In 1977 Weil identified a 2-dimensional space of rational classes of Hodge type (n,n) in the middle cohomology of every 2n-dimensional abelian variety with a suitable complex multiplication by an imaginary quadratic number field. These abelian varieties are said to be of Weil type and these Hodge classes are known as Weil classes. We prove that the Weil classes are algebraic for all abelian sixfold of Weil type of discriminant -1, for all imaginary quadratic number fields. The algebraicity of the Weil classes follows for all abelian fourfolds of Weil type (for all discriminants and all imaginary quadratic number fields), by a degeneration argument of C. Schoen.
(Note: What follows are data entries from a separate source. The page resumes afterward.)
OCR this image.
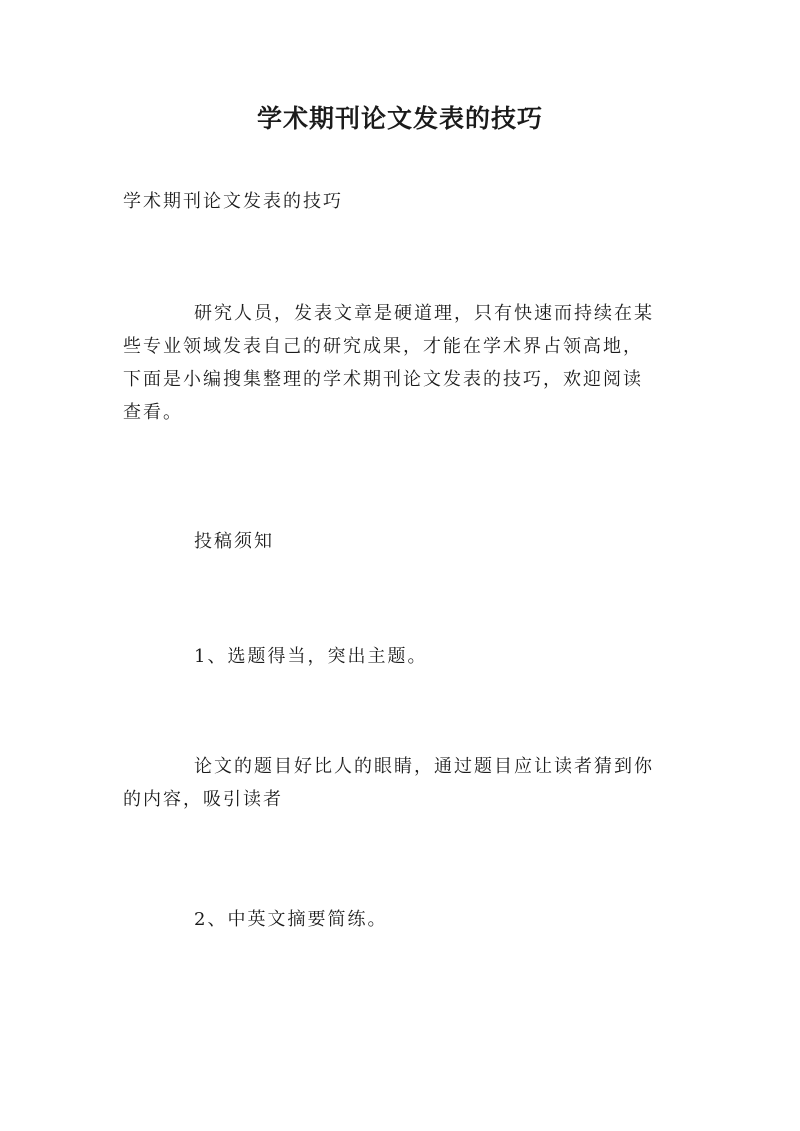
学术期刊论文发表的技巧

学术期刊论文发表的技巧

研究人员，发表文章是硬道理，只有快速而持续在某
些专业领域发表自己的研究成果，才能在学术界占领高地，
下面是小编搜集整理的学术期刊论文发表的技巧，欢迎阅读
查看。

投稿须知

1、选题得当，突出主题。

论文的题目好比人的眼睛，通过题目应让读者猜到你
的内容，吸引读者

2、中英文摘要简练。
The main two ingredients of our proof are:

1) A natural equivalence, due to Orlov, between the cartesian square XxX of an abelian n-fold X and XxPic^0(X), inducing an isomorphism of cohomologies equivariant with respect to the natural action of the derived monodromy group Spin(2n,2n) of X. Orlov's equivalence maps the tensor product of two suitably chosen (secant) sheaves on X to an object E on XxPic^0(X) with a characteristic class invariant under the Mumford-Tate group of abelian varieties of Weil type.

2) When X is the Jacobian of a genus 3 curve, we prove that the object E on XxPic^0(X) is semi-regular and use the Buchweitz-Flenner semi-regularity theorem in order to deform it to deformation equivalent abelian sixfolds of Weil type.